Though his likeness is soon to be bronzed in a statue outside the United Center, Bobby Hull isn’t one to stand on ceremony.

Asked what the return of hockey to Winnipeg means to him and a city where he helped establish professional hockey, Hull wasn’t sentimental or nostalgic.

‘‘They’ve been crying for it for 15 years,’’ Hull said ahead of the Hawks hosting the rebranded Jets on Thursday. ‘‘And let’s hope they understand that, sure, they’ve got hockey back, but they can’t sit on their laurels and think those fans are going to keep shelling their hard-earned money out in another three years if they don’t have an exciting team.’’

Forgive Hull for being blunt.

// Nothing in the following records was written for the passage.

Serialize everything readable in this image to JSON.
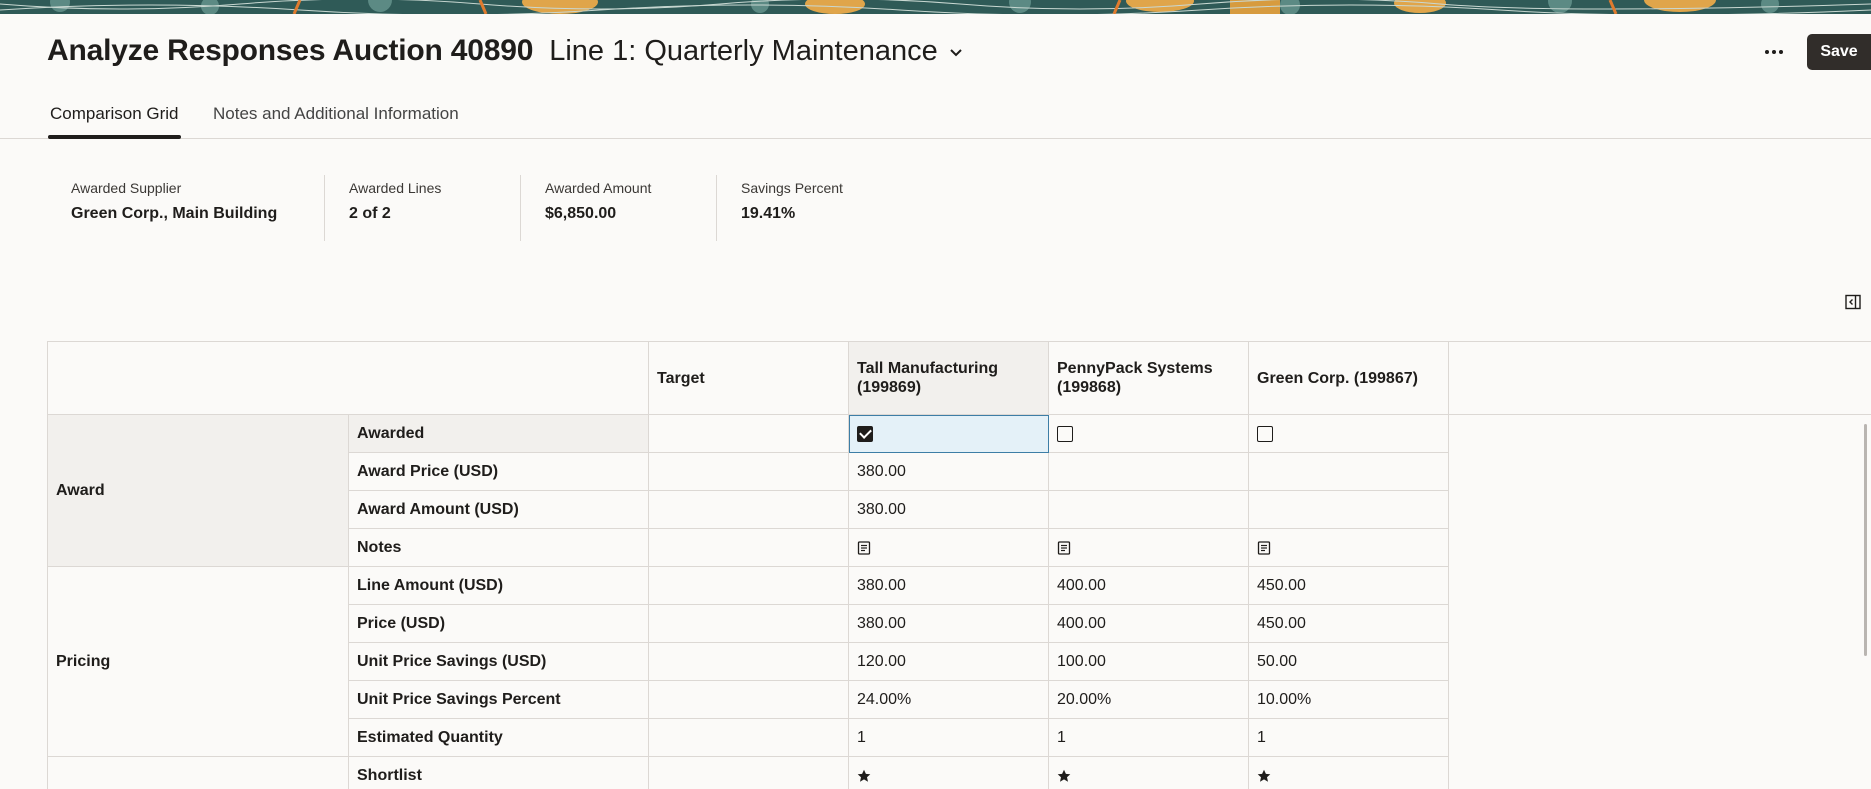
{
  "header": {
    "title": "Analyze Responses Auction 40890",
    "line_selector": "Line 1: Quarterly Maintenance",
    "save_label": "Save",
    "more_icon": "more-horizontal-icon"
  },
  "tabs": [
    {
      "label": "Comparison Grid",
      "active": true
    },
    {
      "label": "Notes and Additional Information",
      "active": false
    }
  ],
  "summary": [
    {
      "label": "Awarded Supplier",
      "value": "Green Corp., Main Building"
    },
    {
      "label": "Awarded Lines",
      "value": "2 of 2"
    },
    {
      "label": "Awarded Amount",
      "value": "$6,850.00"
    },
    {
      "label": "Savings Percent",
      "value": "19.41%"
    }
  ],
  "grid": {
    "columns": [
      "Target",
      "Tall Manufacturing (199869)",
      "PennyPack Systems (199868)",
      "Green Corp. (199867)"
    ],
    "groups": {
      "award": "Award",
      "pricing": "Pricing"
    },
    "rows": [
      {
        "label": "Awarded",
        "target": "",
        "c1": "checked",
        "c2": "unchecked",
        "c3": "unchecked"
      },
      {
        "label": "Award Price (USD)",
        "target": "",
        "c1": "380.00",
        "c2": "",
        "c3": ""
      },
      {
        "label": "Award Amount (USD)",
        "target": "",
        "c1": "380.00",
        "c2": "",
        "c3": ""
      },
      {
        "label": "Notes",
        "target": "",
        "c1": "notes-icon",
        "c2": "notes-icon",
        "c3": "notes-icon"
      },
      {
        "label": "Line Amount (USD)",
        "target": "",
        "c1": "380.00",
        "c2": "400.00",
        "c3": "450.00"
      },
      {
        "label": "Price (USD)",
        "target": "",
        "c1": "380.00",
        "c2": "400.00",
        "c3": "450.00"
      },
      {
        "label": "Unit Price Savings (USD)",
        "target": "",
        "c1": "120.00",
        "c2": "100.00",
        "c3": "50.00"
      },
      {
        "label": "Unit Price Savings Percent",
        "target": "",
        "c1": "24.00%",
        "c2": "20.00%",
        "c3": "10.00%"
      },
      {
        "label": "Estimated Quantity",
        "target": "",
        "c1": "1",
        "c2": "1",
        "c3": "1"
      },
      {
        "label": "Shortlist",
        "target": "",
        "c1": "star-icon",
        "c2": "star-icon",
        "c3": "star-icon"
      }
    ]
  }
}
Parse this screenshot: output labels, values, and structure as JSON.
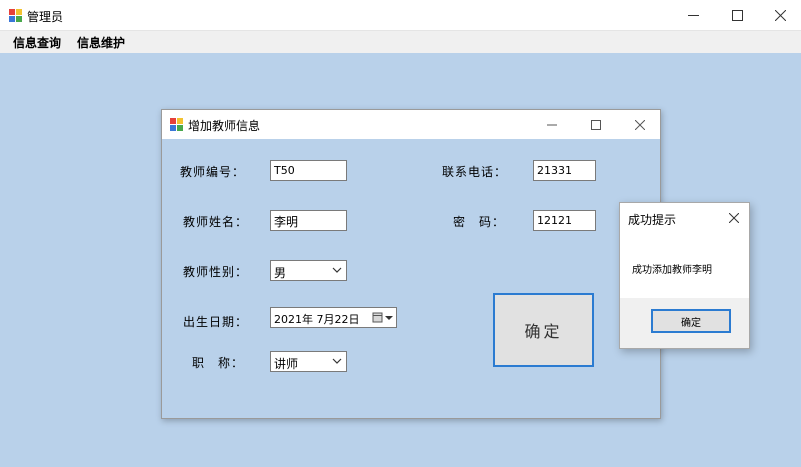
{
  "main_window": {
    "title": "管理员",
    "menu": [
      "信息查询",
      "信息维护"
    ]
  },
  "dialog": {
    "title": "增加教师信息",
    "fields": {
      "teacher_id": {
        "label": "教师编号：",
        "value": "T50"
      },
      "phone": {
        "label": "联系电话：",
        "value": "21331"
      },
      "teacher_name": {
        "label": "教师姓名：",
        "value": "李明"
      },
      "password": {
        "label": "密　码：",
        "value": "12121"
      },
      "gender": {
        "label": "教师性别：",
        "value": "男"
      },
      "birth_date": {
        "label": "出生日期：",
        "value": "2021年  7月22日"
      },
      "title_rank": {
        "label": "职　称：",
        "value": "讲师"
      }
    },
    "confirm_label": "确定"
  },
  "message_box": {
    "title": "成功提示",
    "text": "成功添加教师李明",
    "ok_label": "确定"
  },
  "colors": {
    "background": "#b9d1ea",
    "focus_border": "#2b7bd1"
  }
}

But he was there in 1996 when the Winnipeg Jets were ripped from the city and moved to Phoenix to
become the Coyotes.

Winnipeg, he said, did not appreciate how much money a professional franchise puts into circulation in a city, and the Jets owners made decisions that alienated fans.

“They’ve gone through a little bit of what the Blackhawks went through with no home games on TV and only 8,000 fans a night before Rocky [Wirtz] and John [McDonough] took over and put Chicago back at the top because they recognized what it took to make a winning franchise and put the fans first,” Hull said.

In 1972, Hull was the first superstar to defect from the NHL to the World Hockey Association and helped solidify the league and the Jets.

His presence was so important and lent so much credibility to the league that all nine WHA franchise owners ponied up $110,000 each to cover his $1 million signing bonus.

“I was aware they were looking for a marquee player for their league,’’ Hull said. ‘‘I talked with my dad at the time and he said, ‘Robert, they’re going to heap a lot of work on you.’ And he was right, especially in that first year or two. But I was up
to it.’’

That he was. The Jets won the league championship twice during Hull’s tenure, and he captured the WHA’s MVP award twice, scoring 303 goals to go with 335 assists (638 points) in 411 career games.

Eventually six WHA teams and numerous talented players, including Wayne Gretzky, were folded into the NHL, and it would be hard to argue it could have been done without Hull.

More than 30 years after his last game in Winnipeg, Hull is still having an impact on the franchise, by giving his blessing to Evander Kane to wear his No. 9 with the new Jets, formerly the Atlanta Thrashers.

‘‘Of course, I was all too willing because I would hope that it would help the young man in striving to be a great professional, to wear
the number with pride,’’ Hull said. ‘‘I don’t think numbers should be up in the rafters.”

He’ll settle for that statue at the United Center.